The novel starts fine, attempting to re-tell the story from the perspective of poverty stricken pleeblanders struggling for survival in the lawless wastelands outside the corporate compounds. It introduces a number of interesting characters, and a cooky religious sect of vegetarian environmentalists who takes them in, and provides them with a safe harbor against local gang violence. So far so good. But as the plot progresses Atwood has to bend herself backwards in order to get the stories of these characters to intersect with the events from the former book. Cue in a barrage of contrived plot devices and unlikely events that explain how a given character was in a specific place at a specific time to make it all work. It seems like the whole thing might have been much, much better if Atwood did not have to work within the framework of her own story.
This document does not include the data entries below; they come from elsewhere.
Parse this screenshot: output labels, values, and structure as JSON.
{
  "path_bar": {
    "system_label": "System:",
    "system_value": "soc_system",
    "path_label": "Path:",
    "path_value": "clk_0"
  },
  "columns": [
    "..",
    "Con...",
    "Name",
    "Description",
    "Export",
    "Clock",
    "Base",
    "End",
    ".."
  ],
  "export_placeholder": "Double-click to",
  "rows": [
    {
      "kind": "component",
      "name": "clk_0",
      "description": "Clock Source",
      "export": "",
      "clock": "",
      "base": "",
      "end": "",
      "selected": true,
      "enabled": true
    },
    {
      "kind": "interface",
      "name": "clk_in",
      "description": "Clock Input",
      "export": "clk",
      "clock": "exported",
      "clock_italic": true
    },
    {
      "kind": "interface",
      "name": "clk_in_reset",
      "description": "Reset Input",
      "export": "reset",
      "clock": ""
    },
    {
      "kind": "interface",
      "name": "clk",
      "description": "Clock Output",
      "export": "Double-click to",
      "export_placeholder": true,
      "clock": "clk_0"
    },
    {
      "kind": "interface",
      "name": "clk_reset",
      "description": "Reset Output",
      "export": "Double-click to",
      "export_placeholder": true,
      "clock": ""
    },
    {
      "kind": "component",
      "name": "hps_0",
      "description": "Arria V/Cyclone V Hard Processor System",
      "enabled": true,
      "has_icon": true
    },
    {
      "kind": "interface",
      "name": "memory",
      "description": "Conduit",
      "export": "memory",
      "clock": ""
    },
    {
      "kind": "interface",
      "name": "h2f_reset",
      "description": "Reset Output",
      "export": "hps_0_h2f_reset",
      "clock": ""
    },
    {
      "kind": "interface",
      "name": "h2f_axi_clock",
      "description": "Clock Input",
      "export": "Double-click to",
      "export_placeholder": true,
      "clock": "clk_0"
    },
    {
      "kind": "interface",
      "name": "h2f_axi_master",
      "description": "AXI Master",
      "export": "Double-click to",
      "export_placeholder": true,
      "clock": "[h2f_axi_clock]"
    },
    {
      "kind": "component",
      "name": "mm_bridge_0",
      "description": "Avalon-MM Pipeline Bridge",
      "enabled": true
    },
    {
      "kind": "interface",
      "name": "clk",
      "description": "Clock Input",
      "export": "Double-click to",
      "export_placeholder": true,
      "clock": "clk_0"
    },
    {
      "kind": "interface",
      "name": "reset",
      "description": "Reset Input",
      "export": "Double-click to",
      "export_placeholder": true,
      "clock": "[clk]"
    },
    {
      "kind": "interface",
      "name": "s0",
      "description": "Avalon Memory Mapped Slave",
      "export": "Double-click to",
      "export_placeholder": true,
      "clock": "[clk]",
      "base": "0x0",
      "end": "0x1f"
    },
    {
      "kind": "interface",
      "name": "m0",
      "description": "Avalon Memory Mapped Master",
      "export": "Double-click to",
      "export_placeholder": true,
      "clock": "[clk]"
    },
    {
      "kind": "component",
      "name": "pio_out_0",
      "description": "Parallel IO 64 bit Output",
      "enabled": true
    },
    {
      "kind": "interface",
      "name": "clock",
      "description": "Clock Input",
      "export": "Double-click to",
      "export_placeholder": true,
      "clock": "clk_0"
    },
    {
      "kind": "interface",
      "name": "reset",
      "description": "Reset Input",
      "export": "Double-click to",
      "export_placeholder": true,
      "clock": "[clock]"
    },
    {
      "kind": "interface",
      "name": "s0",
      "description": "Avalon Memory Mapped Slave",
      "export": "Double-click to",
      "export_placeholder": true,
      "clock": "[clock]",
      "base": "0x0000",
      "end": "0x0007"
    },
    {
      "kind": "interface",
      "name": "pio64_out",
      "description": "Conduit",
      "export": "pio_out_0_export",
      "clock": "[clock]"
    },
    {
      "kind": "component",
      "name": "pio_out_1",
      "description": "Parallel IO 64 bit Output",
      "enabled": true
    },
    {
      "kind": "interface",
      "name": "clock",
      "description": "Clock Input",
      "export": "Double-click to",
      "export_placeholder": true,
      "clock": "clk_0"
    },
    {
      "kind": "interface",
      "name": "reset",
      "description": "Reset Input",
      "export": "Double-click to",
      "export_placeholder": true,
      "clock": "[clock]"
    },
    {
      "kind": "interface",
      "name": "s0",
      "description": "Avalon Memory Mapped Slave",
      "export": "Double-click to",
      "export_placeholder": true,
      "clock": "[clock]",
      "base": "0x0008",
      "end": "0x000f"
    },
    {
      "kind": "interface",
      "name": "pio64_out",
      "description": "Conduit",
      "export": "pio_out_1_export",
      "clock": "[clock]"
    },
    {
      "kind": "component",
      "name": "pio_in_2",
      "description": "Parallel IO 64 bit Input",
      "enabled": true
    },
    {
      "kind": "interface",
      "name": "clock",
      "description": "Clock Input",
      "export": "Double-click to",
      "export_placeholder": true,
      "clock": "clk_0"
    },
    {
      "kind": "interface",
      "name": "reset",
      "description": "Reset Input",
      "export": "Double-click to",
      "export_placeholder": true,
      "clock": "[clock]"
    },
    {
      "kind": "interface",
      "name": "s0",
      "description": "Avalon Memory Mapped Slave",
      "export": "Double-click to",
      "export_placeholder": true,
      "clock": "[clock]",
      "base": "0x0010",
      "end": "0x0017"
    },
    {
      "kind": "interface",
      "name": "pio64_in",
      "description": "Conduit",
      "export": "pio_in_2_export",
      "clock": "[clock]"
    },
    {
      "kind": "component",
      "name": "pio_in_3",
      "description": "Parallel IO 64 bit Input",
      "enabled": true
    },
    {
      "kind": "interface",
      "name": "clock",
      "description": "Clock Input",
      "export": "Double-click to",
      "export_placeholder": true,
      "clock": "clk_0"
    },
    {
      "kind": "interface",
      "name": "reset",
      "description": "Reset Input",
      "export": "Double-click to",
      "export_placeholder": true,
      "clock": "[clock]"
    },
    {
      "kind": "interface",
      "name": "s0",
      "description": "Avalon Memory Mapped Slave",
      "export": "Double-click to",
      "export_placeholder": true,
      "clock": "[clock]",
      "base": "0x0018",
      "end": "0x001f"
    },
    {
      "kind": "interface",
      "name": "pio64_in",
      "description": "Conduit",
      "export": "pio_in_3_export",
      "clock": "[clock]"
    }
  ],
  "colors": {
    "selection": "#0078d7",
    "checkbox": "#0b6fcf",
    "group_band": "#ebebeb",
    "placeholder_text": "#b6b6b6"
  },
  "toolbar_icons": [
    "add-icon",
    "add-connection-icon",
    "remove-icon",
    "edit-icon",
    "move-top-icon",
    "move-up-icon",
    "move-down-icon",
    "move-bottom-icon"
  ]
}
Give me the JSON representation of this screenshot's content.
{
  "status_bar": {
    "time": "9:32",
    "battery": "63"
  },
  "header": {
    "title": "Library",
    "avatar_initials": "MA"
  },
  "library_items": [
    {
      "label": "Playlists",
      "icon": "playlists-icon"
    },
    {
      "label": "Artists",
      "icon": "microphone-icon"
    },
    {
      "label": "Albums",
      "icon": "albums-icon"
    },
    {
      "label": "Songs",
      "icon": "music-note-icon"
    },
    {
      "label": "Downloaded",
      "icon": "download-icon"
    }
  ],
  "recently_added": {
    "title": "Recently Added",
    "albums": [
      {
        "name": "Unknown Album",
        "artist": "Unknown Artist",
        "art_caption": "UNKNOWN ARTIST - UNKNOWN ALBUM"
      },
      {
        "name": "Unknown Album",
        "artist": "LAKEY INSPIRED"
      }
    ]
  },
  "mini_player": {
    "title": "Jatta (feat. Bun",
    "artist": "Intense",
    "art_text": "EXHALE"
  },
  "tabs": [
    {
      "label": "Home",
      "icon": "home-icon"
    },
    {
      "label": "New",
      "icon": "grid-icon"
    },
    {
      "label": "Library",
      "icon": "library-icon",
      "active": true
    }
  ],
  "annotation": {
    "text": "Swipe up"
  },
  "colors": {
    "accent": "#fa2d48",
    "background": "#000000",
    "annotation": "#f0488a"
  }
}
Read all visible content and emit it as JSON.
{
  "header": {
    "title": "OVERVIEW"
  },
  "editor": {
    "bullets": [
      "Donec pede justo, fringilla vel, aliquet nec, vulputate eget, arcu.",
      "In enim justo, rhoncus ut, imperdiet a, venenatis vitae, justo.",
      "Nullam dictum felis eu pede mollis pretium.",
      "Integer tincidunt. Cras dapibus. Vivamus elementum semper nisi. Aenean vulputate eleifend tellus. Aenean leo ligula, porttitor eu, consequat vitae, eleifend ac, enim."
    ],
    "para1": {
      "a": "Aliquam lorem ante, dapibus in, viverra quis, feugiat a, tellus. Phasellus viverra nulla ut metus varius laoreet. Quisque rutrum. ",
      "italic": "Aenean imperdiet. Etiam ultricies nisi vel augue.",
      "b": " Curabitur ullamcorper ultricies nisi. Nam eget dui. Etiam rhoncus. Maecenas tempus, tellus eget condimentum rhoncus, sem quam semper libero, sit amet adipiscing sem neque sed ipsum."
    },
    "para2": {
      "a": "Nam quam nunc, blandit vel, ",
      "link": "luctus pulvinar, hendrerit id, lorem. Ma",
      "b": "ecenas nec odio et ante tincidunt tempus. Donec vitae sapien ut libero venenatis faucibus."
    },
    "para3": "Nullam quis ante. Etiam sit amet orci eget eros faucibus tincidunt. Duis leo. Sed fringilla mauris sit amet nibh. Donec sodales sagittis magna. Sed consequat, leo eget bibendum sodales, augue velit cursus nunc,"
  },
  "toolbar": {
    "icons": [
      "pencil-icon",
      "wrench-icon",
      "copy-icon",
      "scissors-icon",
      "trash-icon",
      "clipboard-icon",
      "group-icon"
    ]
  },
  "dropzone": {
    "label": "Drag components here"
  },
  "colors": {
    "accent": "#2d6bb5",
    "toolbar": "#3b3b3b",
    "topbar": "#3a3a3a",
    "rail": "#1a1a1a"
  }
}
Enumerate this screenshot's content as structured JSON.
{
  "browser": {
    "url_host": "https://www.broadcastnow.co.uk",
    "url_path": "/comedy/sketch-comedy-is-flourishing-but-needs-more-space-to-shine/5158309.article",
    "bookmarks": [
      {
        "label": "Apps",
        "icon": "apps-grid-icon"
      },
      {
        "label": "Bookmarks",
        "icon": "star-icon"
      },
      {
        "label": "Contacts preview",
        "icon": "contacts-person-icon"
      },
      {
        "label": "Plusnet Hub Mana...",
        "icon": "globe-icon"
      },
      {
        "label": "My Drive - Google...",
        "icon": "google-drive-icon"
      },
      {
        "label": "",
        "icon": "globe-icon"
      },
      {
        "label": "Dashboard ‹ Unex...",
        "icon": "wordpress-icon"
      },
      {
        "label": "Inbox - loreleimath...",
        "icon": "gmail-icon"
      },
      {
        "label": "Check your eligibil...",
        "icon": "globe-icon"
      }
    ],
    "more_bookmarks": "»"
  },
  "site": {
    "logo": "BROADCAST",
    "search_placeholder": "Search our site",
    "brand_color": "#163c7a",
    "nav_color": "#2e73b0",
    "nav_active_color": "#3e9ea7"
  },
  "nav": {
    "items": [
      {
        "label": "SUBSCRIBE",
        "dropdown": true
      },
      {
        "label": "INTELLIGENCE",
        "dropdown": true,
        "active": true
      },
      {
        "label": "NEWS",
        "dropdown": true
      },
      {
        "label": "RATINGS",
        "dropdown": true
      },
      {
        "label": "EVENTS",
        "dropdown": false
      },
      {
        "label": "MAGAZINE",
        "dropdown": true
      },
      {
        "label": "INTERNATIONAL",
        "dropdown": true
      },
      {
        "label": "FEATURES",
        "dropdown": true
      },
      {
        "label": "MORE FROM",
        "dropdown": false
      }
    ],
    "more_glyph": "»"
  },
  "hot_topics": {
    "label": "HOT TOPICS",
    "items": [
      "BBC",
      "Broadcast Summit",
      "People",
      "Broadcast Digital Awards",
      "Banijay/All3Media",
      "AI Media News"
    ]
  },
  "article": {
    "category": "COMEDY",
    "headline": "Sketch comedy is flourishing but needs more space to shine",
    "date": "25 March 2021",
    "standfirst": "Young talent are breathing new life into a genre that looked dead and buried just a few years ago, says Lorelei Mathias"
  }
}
So I guess this is a lesson. If you are a writer, and you are tempted to re-tell one of your popular stories from a different point of view, just don’t. If you are a reader, tempted to buy such retelling, don’t. I assure you that you will be disappointed.
Although I must admit that Atwood does one thing very well – she writes great female characters. The only thing I really liked in The Year of the Flood was Toby who could be a case study in how to write strong female characters. This is one of the things that a lot of writers get subtly wrong. Whenever there is to be a “strong female character” in the story, chances are that the writer will veer in one of the two extreme directions. You will either end up with sexy action chick (who is more or less a titillating eye candy) or fierce, asexual and almost masculine career lady (which is what happens when the character is written as if she was a man). Granted, writing compelling female characters without being sexist, clishe or patronizing is something incredibly difficult. I think Atwood pulls it of quite well. Toby is strong, driven and capable without ever sacrificing her femininity. At times she is vulnerabilities and insecurities but she never becomes a damsel in distress. She can be sexual without being sexualized or without fawning over some guy.
So that’s The Year of the Flood. A bit contrived, and forced retelling of a much better story Atwood already written few years ago. Environmentalist, anti-corporate preaching is cranked all the way up to 11, but I guess that sort of goes with the territory seeing how most of the action of the book takes place inside of a “green” religious cult. There is no new message, and new revelations other than rater too-convenient happy ending. Not great, but it does have compelling female characters. I would recommend reading Oryx and Crake instead.